Two months later...
Mullingar City – Ireland
Angel terus merengek kepada Maura supaya mau membawanya ke Irlandia. Pasalnya, beberapa hari yang lalu dia menerima telepon dari Theo dan bocah itu mengatakan kalau dia akan merayakan ulang tahun. Angel ingin berada di sana. Setelah menghadapi perdebatan yang panjang dengan putranya di telepon, akhirnya Maura berhasil mengantongi izin Niall untuk membawa Angel ke sana.
"Angel? Ayo!" Theo berseru kepada Angel saat gadis kecil itu sedang asik dengan cookies yang baru saja keluar dari oven.
"Sebentar lagi. Auntie, aku boleh membawa cookies-nya, ya?" Tanya Angel kepada Denise yang masih sibuk menata cookies-nya di atas nampan sebelum dimasukkan ke dalam oven.
Denise tersenyum. "Iya, bawa saja."
Angel memasukkan cookies itu ke dalam kantong kertas dan kemudian berlari mengejar Theo yang sudah terlebih dahulu keluar dari rumah. "Theo, tunggu aku!" pekik Angel. Angel menarik baju Theo. "Aku bilang tunggu!" Angel berteriak.

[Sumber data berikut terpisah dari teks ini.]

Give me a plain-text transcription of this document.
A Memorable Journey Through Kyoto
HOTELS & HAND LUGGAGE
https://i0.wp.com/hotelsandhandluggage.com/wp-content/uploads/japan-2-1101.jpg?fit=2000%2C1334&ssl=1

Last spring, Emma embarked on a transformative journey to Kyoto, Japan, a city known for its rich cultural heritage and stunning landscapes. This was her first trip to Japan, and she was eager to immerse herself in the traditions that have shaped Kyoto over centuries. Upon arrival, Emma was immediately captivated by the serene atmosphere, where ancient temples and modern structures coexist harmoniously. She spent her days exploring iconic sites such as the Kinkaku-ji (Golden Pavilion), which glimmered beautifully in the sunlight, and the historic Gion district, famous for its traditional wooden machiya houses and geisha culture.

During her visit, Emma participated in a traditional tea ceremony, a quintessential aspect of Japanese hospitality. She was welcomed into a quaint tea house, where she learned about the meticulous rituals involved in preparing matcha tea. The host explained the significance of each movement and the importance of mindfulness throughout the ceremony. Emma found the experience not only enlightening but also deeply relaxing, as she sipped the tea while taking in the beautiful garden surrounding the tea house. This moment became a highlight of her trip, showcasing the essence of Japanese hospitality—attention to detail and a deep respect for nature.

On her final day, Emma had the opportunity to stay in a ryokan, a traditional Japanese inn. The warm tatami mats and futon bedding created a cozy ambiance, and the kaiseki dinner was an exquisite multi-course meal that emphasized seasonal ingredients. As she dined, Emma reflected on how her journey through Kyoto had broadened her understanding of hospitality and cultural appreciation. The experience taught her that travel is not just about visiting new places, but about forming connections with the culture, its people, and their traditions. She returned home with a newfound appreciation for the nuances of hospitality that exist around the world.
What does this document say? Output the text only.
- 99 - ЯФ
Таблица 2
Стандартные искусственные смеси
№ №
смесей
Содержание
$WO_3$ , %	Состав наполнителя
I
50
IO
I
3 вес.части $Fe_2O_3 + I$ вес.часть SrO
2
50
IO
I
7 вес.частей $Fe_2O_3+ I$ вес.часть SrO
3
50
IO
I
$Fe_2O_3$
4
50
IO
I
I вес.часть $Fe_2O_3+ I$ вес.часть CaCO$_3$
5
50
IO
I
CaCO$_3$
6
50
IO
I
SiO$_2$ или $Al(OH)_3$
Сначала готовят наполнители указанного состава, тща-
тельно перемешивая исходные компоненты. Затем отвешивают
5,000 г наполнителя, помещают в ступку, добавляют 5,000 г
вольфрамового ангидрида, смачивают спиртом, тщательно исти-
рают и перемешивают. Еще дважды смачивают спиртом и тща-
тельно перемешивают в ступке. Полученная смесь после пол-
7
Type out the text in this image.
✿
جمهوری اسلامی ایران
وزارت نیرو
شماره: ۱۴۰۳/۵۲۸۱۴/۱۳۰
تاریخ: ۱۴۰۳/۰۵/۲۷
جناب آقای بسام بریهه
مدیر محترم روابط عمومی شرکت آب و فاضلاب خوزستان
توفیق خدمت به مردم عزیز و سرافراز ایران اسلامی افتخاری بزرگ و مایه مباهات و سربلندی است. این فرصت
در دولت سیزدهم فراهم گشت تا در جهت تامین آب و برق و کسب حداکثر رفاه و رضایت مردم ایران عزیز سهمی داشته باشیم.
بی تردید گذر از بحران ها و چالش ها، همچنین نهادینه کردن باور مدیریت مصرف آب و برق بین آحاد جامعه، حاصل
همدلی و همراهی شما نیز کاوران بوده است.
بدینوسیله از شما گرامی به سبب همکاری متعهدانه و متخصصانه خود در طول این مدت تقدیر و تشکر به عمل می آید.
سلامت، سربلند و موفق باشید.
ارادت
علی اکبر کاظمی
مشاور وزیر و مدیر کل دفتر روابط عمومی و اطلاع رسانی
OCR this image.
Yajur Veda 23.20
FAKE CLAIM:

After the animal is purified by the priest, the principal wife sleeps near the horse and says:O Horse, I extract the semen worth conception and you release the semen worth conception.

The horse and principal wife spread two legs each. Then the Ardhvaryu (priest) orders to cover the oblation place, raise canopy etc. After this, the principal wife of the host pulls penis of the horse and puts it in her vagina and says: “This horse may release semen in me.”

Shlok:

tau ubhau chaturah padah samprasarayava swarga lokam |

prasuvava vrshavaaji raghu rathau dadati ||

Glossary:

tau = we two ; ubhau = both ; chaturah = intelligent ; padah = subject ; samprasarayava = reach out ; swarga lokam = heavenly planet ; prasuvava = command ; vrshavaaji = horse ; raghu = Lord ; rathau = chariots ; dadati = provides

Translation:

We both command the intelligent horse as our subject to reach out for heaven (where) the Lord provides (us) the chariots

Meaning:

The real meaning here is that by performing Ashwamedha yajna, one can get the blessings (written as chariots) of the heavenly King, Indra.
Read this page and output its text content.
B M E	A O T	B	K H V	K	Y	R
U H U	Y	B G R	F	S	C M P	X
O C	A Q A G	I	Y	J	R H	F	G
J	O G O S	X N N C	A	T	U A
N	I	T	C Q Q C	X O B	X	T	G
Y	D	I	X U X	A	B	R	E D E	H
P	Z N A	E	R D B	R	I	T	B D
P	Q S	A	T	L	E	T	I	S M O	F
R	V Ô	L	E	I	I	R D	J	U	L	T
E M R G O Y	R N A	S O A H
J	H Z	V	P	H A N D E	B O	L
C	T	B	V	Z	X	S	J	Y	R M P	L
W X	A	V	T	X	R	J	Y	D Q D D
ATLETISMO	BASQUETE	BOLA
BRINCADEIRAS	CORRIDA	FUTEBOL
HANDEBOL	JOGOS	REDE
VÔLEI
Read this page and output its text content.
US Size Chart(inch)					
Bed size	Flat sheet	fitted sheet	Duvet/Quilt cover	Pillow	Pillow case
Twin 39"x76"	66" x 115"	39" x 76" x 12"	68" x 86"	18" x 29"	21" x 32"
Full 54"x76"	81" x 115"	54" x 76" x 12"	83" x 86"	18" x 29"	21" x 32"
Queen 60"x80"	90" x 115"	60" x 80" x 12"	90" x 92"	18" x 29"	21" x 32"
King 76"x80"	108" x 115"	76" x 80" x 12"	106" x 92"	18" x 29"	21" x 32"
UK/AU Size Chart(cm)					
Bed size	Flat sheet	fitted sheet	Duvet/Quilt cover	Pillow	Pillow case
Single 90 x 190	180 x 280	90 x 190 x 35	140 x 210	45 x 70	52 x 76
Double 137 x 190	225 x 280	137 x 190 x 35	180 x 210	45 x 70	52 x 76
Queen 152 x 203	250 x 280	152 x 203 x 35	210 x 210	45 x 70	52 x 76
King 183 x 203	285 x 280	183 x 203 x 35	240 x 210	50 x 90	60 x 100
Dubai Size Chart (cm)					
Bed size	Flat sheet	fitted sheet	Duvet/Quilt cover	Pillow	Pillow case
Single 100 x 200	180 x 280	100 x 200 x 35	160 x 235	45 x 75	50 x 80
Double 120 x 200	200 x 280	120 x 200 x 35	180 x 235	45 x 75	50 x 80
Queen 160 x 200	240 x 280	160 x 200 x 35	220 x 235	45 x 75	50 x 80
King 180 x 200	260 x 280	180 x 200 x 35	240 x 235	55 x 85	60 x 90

"Iya, iya." Theo melingkarkan tangannya di pundak Angel yang masih sibuk memakan cookies-nya. Sesekali Theo mengambil cookies itu.
Mereka dalam perjalanan menuju taman. Tempat di mana anak-anak sering menghabiskan waktu untuk bermain di sana.
"Apa kau tahu Hazelwood?" Tanya Angel saat mereka berada di taman. Mereka sedang bermain ayunan saat ini.
Theo menoleh. "Ada sih tapi kudengar, Hazelwood yang paling indah ada di Sligo." Ucap Theo.
"Kau tahu, tebing tertinggi itu ada di Negara ini, kan? Aku membacanya di buku." Ucap Angel.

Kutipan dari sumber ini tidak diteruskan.